Als sich die Sonne bequemte, sich am Horizont bemerkbar zu machen, das ist etwa 90 Minuten bevor sie überhaupt sichtbar wird, fuhr ich los und sah mir die Szenerie meiner Horrorfahrt von der Nacht zuvor an. Die Wolken hatten sich ziemlich verkrümelt - kein Wunder, der größte Teil von ihnen war in der Wüste gelandet. Sie schienen an den Bergen zu hängen, die fast senkrecht gen Himmel streben. Ich stellte mir dazu noch die Musik der Navajos im Radio ein, die ich an Navajo Mountain gekauft hatte. Zur Vollendung der Szene fehlte nur noch, dass Pecos Bill, Buffalo Bill, Wild Bill Hitchock und Lucky Luke aufmarschierten und mich fragten, wo denn Billy the Kid abbleibt.

Scherz beiseite, die Szenerie erinnerte mich an die Entstehung von Legenden und Märchen. Die Berge, die fauchen; die Berge, die rauchen; und besungen von Johnny Cash „Ghost Riders in the Sky“. Das Einzige, was ich leider nicht konnte, war, über die Prairie zu galoppieren. Ich war gerade aus dem Krankenhaus entlassen worden nach einer Operation, daher war es nicht sehr sinnvoll, auf ein Pferd zu steigen. Ein Glück! Denn die Reiter, die über das Monument Valley reiten, sind arme Träumer wie ich, die meisten von ihnen haben es versäumt, rechtzeitig das Dirigieren eines Pferdes zu trainieren. Daher sehen die Reitergruppen eher wie Anfängerabteilungen in der Reitschule aus - nur dass die Schule fehlt oder aus einem Indianer besteht, der wohl Rache für die ganze Unbill nehmen will, die die Weißen über sein Volk gebracht haben. Nebenbei gesagt, die Sache ist ungemein teuer, weil die Indianer doch nicht so dämlich sind, wie in Western dargestellt. Die so um 150 $ für zwei drei Stunden bezahlen, merken nicht, dass die Pferde nur deswegen nicht so hässlich grinsen ob ihrer Reitkünste, weil Pferde sehr höflich sind.

Langsam wich die Dunkelheit, und die Berge zeigten sich in voller Röte. Es war Zeit, zum Hotel zu fahren, um eine Tour zu buchen. So trampelte ich um 06:00 pünktlich in das Büro einer verschlafenen Indianerprinzessin hinein, die mir die Tour verkaufte. Sie sollte um 9 Uhr beginnen. Au, weiha - wie verbringt man drei Stunden ohne Ziel?

Ich beschloss, wieder nach Kayenta zu fahren, um dort zu frühstücken.

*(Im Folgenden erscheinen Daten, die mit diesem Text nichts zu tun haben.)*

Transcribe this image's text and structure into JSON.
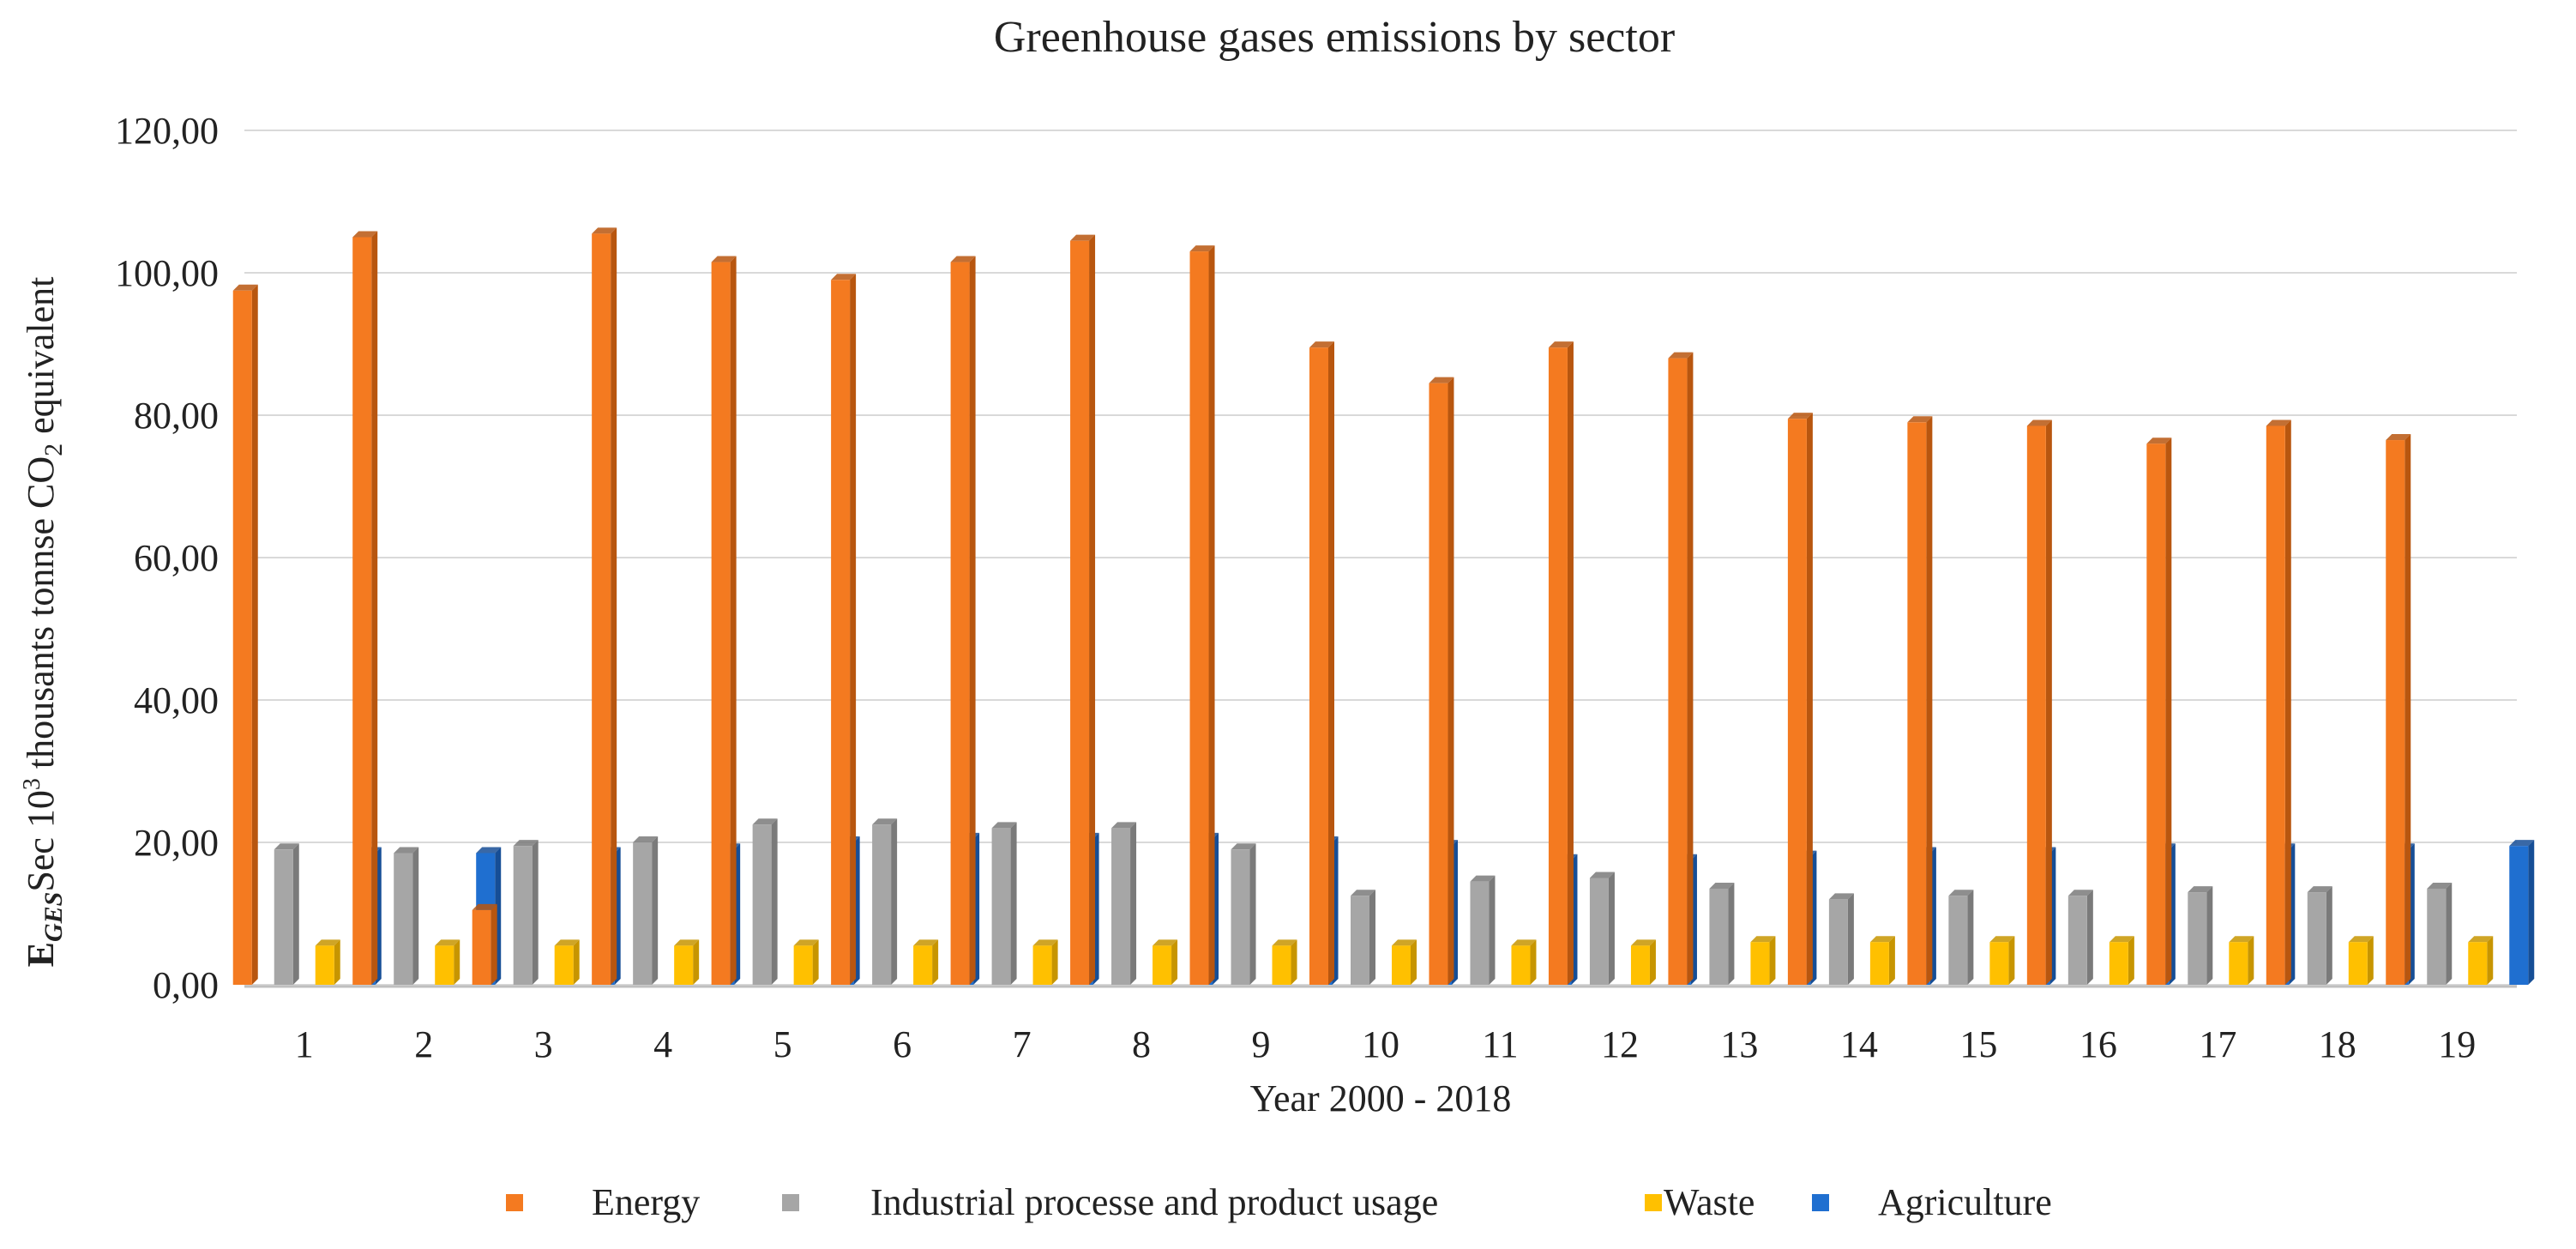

Dort gab es Leckeres - McDonalds oder McDingsbums. ich kehrte in McDingsbums ein, weil ich die Frittenranch hasse. Dieser war aber auch eine. Na schön. Der Unterschied besteht darin, dass man bei McDonalds keine Hamburger bekommt, sondern nur das Menü für das Frühstück. Sonst kann man essen, was man will. Mir kam es vor Allem darauf an, dass ich mich waschen konnte. Tatsächlich! Hier schien man auf Gäste vorbereitet zu sein, die die Nächte im Freien verbracht haben. Es fehlte nur eine echte Dusche. Dafür gab es ein kleines Stück Museum: Navajo Code Talkers Display.

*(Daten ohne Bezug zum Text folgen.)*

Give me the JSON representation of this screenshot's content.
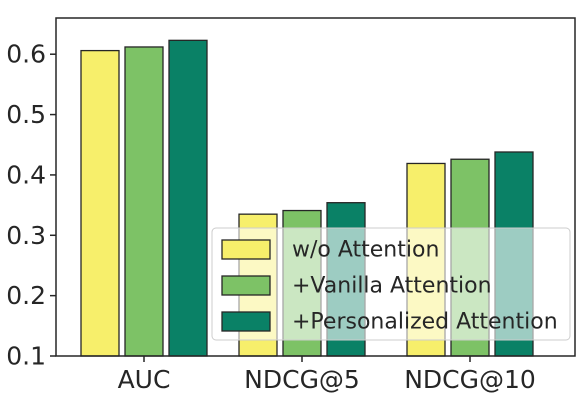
{
  "chart_data": {
    "type": "bar",
    "title": "",
    "xlabel": "",
    "ylabel": "",
    "categories": [
      "AUC",
      "NDCG@5",
      "NDCG@10"
    ],
    "series": [
      {
        "name": "w/o Attention",
        "color": "#f7ef6b",
        "values": [
          0.606,
          0.335,
          0.419
        ]
      },
      {
        "name": "+Vanilla Attention",
        "color": "#7dc266",
        "values": [
          0.612,
          0.341,
          0.426
        ]
      },
      {
        "name": "+Personalized Attention",
        "color": "#0a8166",
        "values": [
          0.623,
          0.354,
          0.438
        ]
      }
    ],
    "ylim": [
      0.1,
      0.66
    ],
    "yticks": [
      0.1,
      0.2,
      0.3,
      0.4,
      0.5,
      0.6
    ],
    "ytick_labels": [
      "0.1",
      "0.2",
      "0.3",
      "0.4",
      "0.5",
      "0.6"
    ],
    "grid": false,
    "legend_position": "lower-right"
  }
}
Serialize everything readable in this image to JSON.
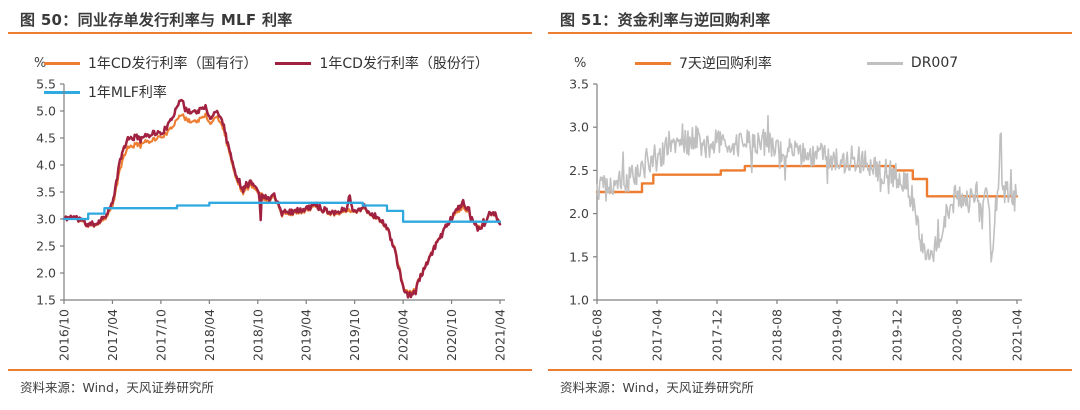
{
  "accent_orange": "#ED7D31",
  "chart_data": [
    {
      "type": "line",
      "title": "图 50：同业存单发行利率与 MLF 利率",
      "unit_label": "%",
      "source": "资料来源：Wind，天风证券研究所",
      "ylim": [
        1.5,
        5.5
      ],
      "yticks": [
        5.5,
        5.0,
        4.5,
        4.0,
        3.5,
        3.0,
        2.5,
        2.0,
        1.5
      ],
      "x_unit": "months since 2016/10",
      "xlim": [
        0,
        54
      ],
      "xtick_t": [
        0,
        6,
        12,
        18,
        24,
        30,
        36,
        42,
        48,
        54
      ],
      "xtick_labels": [
        "2016/10",
        "2017/04",
        "2017/10",
        "2018/04",
        "2018/10",
        "2019/04",
        "2019/10",
        "2020/04",
        "2020/10",
        "2021/04"
      ],
      "grid": false,
      "legend_position": "top",
      "series": [
        {
          "name": "1年CD发行利率（国有行）",
          "color": "#ED7D31",
          "width": 2.1,
          "style": "line",
          "noise": 0.04,
          "seed": 11,
          "points": [
            [
              0,
              3.0
            ],
            [
              1,
              3.03
            ],
            [
              2,
              2.98
            ],
            [
              3,
              2.87
            ],
            [
              4,
              2.9
            ],
            [
              5,
              3.0
            ],
            [
              6,
              3.22
            ],
            [
              6.5,
              3.6
            ],
            [
              7,
              3.95
            ],
            [
              7.5,
              4.2
            ],
            [
              8,
              4.32
            ],
            [
              9,
              4.38
            ],
            [
              10,
              4.42
            ],
            [
              11,
              4.47
            ],
            [
              12,
              4.52
            ],
            [
              13,
              4.62
            ],
            [
              13.5,
              4.72
            ],
            [
              14,
              4.88
            ],
            [
              14.5,
              4.95
            ],
            [
              15,
              4.85
            ],
            [
              16,
              4.8
            ],
            [
              17,
              4.85
            ],
            [
              17.5,
              4.92
            ],
            [
              18,
              4.78
            ],
            [
              19,
              4.9
            ],
            [
              19.5,
              4.75
            ],
            [
              20,
              4.55
            ],
            [
              21,
              3.9
            ],
            [
              22,
              3.52
            ],
            [
              23,
              3.63
            ],
            [
              24,
              3.52
            ],
            [
              25,
              3.35
            ],
            [
              26,
              3.42
            ],
            [
              27,
              3.12
            ],
            [
              28,
              3.1
            ],
            [
              29,
              3.13
            ],
            [
              30,
              3.15
            ],
            [
              31,
              3.25
            ],
            [
              32,
              3.18
            ],
            [
              33,
              3.1
            ],
            [
              34,
              3.1
            ],
            [
              35,
              3.17
            ],
            [
              36,
              3.12
            ],
            [
              37,
              3.2
            ],
            [
              38,
              3.08
            ],
            [
              39,
              3.0
            ],
            [
              40,
              2.82
            ],
            [
              41,
              2.45
            ],
            [
              41.5,
              2.1
            ],
            [
              42,
              1.75
            ],
            [
              42.5,
              1.64
            ],
            [
              43,
              1.63
            ],
            [
              43.5,
              1.72
            ],
            [
              44,
              1.9
            ],
            [
              45,
              2.2
            ],
            [
              46,
              2.52
            ],
            [
              47,
              2.8
            ],
            [
              48,
              3.0
            ],
            [
              49,
              3.18
            ],
            [
              49.5,
              3.24
            ],
            [
              50,
              3.12
            ],
            [
              51,
              2.88
            ],
            [
              51.5,
              2.82
            ],
            [
              52,
              2.93
            ],
            [
              53,
              3.1
            ],
            [
              54,
              2.94
            ]
          ]
        },
        {
          "name": "1年CD发行利率（股份行）",
          "color": "#A12240",
          "width": 2.5,
          "style": "line",
          "noise": 0.05,
          "seed": 11,
          "points": [
            [
              0,
              3.0
            ],
            [
              1,
              3.05
            ],
            [
              2,
              3.0
            ],
            [
              3,
              2.89
            ],
            [
              4,
              2.92
            ],
            [
              5,
              3.04
            ],
            [
              6,
              3.28
            ],
            [
              6.5,
              3.7
            ],
            [
              7,
              4.12
            ],
            [
              7.5,
              4.35
            ],
            [
              8,
              4.48
            ],
            [
              9,
              4.52
            ],
            [
              10,
              4.52
            ],
            [
              11,
              4.6
            ],
            [
              12,
              4.58
            ],
            [
              13,
              4.75
            ],
            [
              13.5,
              4.9
            ],
            [
              14,
              5.12
            ],
            [
              14.5,
              5.25
            ],
            [
              15,
              5.02
            ],
            [
              16,
              4.98
            ],
            [
              17,
              5.02
            ],
            [
              17.5,
              5.07
            ],
            [
              18,
              4.88
            ],
            [
              19,
              5.0
            ],
            [
              19.5,
              4.85
            ],
            [
              20,
              4.62
            ],
            [
              21,
              3.95
            ],
            [
              22,
              3.58
            ],
            [
              23,
              3.69
            ],
            [
              24,
              3.57
            ],
            [
              24.2,
              3.5
            ],
            [
              24.35,
              2.92
            ],
            [
              24.5,
              3.48
            ],
            [
              25,
              3.4
            ],
            [
              26,
              3.46
            ],
            [
              27,
              3.16
            ],
            [
              28,
              3.13
            ],
            [
              29,
              3.16
            ],
            [
              30,
              3.18
            ],
            [
              31,
              3.28
            ],
            [
              32,
              3.2
            ],
            [
              33,
              3.13
            ],
            [
              34,
              3.13
            ],
            [
              35,
              3.2
            ],
            [
              35.4,
              3.45
            ],
            [
              35.7,
              3.15
            ],
            [
              36,
              3.14
            ],
            [
              37,
              3.22
            ],
            [
              38,
              3.1
            ],
            [
              39,
              3.02
            ],
            [
              40,
              2.84
            ],
            [
              41,
              2.42
            ],
            [
              41.5,
              2.05
            ],
            [
              42,
              1.72
            ],
            [
              42.5,
              1.6
            ],
            [
              43,
              1.59
            ],
            [
              43.5,
              1.68
            ],
            [
              44,
              1.88
            ],
            [
              45,
              2.18
            ],
            [
              46,
              2.5
            ],
            [
              47,
              2.8
            ],
            [
              48,
              3.02
            ],
            [
              49,
              3.24
            ],
            [
              49.5,
              3.32
            ],
            [
              50,
              3.15
            ],
            [
              51,
              2.86
            ],
            [
              51.5,
              2.78
            ],
            [
              52,
              2.9
            ],
            [
              53,
              3.12
            ],
            [
              54,
              2.92
            ]
          ]
        },
        {
          "name": "1年MLF利率",
          "color": "#2FA9E0",
          "width": 2.3,
          "style": "step",
          "noise": 0,
          "seed": 1,
          "points": [
            [
              0,
              3.0
            ],
            [
              3,
              3.1
            ],
            [
              5,
              3.2
            ],
            [
              14,
              3.25
            ],
            [
              18,
              3.3
            ],
            [
              37,
              3.25
            ],
            [
              40,
              3.15
            ],
            [
              42,
              2.95
            ],
            [
              54,
              2.95
            ]
          ]
        }
      ]
    },
    {
      "type": "line",
      "title": "图 51：资金利率与逆回购利率",
      "unit_label": "%",
      "source": "资料来源：Wind，天风证券研究所",
      "ylim": [
        1.0,
        3.5
      ],
      "yticks": [
        3.5,
        3.0,
        2.5,
        2.0,
        1.5,
        1.0
      ],
      "x_unit": "months since 2016-08",
      "xlim": [
        0,
        56
      ],
      "xtick_t": [
        0,
        8,
        16,
        24,
        32,
        40,
        48,
        56
      ],
      "xtick_labels": [
        "2016-08",
        "2017-04",
        "2017-12",
        "2018-08",
        "2019-04",
        "2019-12",
        "2020-08",
        "2021-04"
      ],
      "grid": false,
      "legend_position": "top",
      "series": [
        {
          "name": "7天逆回购利率",
          "color": "#ED7D31",
          "width": 2.4,
          "style": "step",
          "noise": 0,
          "seed": 1,
          "points": [
            [
              0,
              2.25
            ],
            [
              6,
              2.35
            ],
            [
              7.5,
              2.45
            ],
            [
              16.5,
              2.5
            ],
            [
              19.7,
              2.55
            ],
            [
              39.6,
              2.5
            ],
            [
              42.1,
              2.4
            ],
            [
              44,
              2.2
            ],
            [
              56,
              2.2
            ]
          ]
        },
        {
          "name": "DR007",
          "color": "#C0C0C0",
          "width": 1.6,
          "style": "line",
          "noise": 0.15,
          "seed": 5,
          "points": [
            [
              0,
              2.28
            ],
            [
              1,
              2.32
            ],
            [
              2,
              2.3
            ],
            [
              3,
              2.36
            ],
            [
              4,
              2.38
            ],
            [
              5,
              2.44
            ],
            [
              6,
              2.52
            ],
            [
              7,
              2.6
            ],
            [
              8,
              2.64
            ],
            [
              9,
              2.72
            ],
            [
              10,
              2.8
            ],
            [
              11,
              2.86
            ],
            [
              12,
              2.8
            ],
            [
              13,
              2.88
            ],
            [
              14,
              2.82
            ],
            [
              15,
              2.78
            ],
            [
              16,
              2.85
            ],
            [
              17,
              2.82
            ],
            [
              18,
              2.78
            ],
            [
              19,
              2.82
            ],
            [
              20,
              2.85
            ],
            [
              21,
              2.8
            ],
            [
              22,
              2.78
            ],
            [
              23,
              2.82
            ],
            [
              24,
              2.75
            ],
            [
              25,
              2.72
            ],
            [
              26,
              2.78
            ],
            [
              27,
              2.72
            ],
            [
              28,
              2.65
            ],
            [
              29,
              2.7
            ],
            [
              30,
              2.66
            ],
            [
              31,
              2.62
            ],
            [
              32,
              2.66
            ],
            [
              33,
              2.6
            ],
            [
              34,
              2.65
            ],
            [
              35,
              2.62
            ],
            [
              36,
              2.58
            ],
            [
              37,
              2.55
            ],
            [
              38,
              2.5
            ],
            [
              39,
              2.48
            ],
            [
              40,
              2.42
            ],
            [
              41,
              2.35
            ],
            [
              42,
              2.18
            ],
            [
              43,
              1.8
            ],
            [
              43.5,
              1.55
            ],
            [
              44,
              1.42
            ],
            [
              44.5,
              1.5
            ],
            [
              45,
              1.6
            ],
            [
              45.5,
              1.7
            ],
            [
              46,
              1.85
            ],
            [
              46.5,
              2.0
            ],
            [
              47,
              2.1
            ],
            [
              48,
              2.2
            ],
            [
              48.5,
              2.15
            ],
            [
              49,
              2.22
            ],
            [
              49.5,
              2.1
            ],
            [
              50,
              2.25
            ],
            [
              50.5,
              2.3
            ],
            [
              51,
              2.2
            ],
            [
              51.5,
              2.05
            ],
            [
              52,
              2.28
            ],
            [
              52.5,
              1.75
            ],
            [
              52.8,
              1.5
            ],
            [
              53,
              2.05
            ],
            [
              53.5,
              2.25
            ],
            [
              53.8,
              3.1
            ],
            [
              54,
              2.45
            ],
            [
              54.3,
              2.1
            ],
            [
              54.6,
              2.3
            ],
            [
              55,
              2.15
            ],
            [
              55.5,
              2.22
            ],
            [
              56,
              2.18
            ]
          ]
        }
      ]
    }
  ]
}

Die Story geht so: Im Zweiten Weltkrieg gelang es den Japanern immer wieder, die Codes der Amerikaner zu knacken. Vermutlich, weil viele Amerikaner in Wirklichkeit Japaner waren, so z.B. die auf Hawaii. Da kam jemand auf die Idee, eine Sprache zu benutzen, die man nicht mit Amerika in Verbindung bringt. Navajo! Das sind zwar die eigentlichen Amerikaner, durften aber bis dahin keine sein. Als die Kommunikation im Pazifik von Navajos übernommen wurde, waren die Japaner platt. Darauf sind die Navajos besonders stolz. Ohne sie wäre der Krieg vielleicht nicht gewonnen worden. Hätte man sie früher einbezogen, hätte man vielleicht den Japanern keine Atombombe auf den Kopf werfen müssen.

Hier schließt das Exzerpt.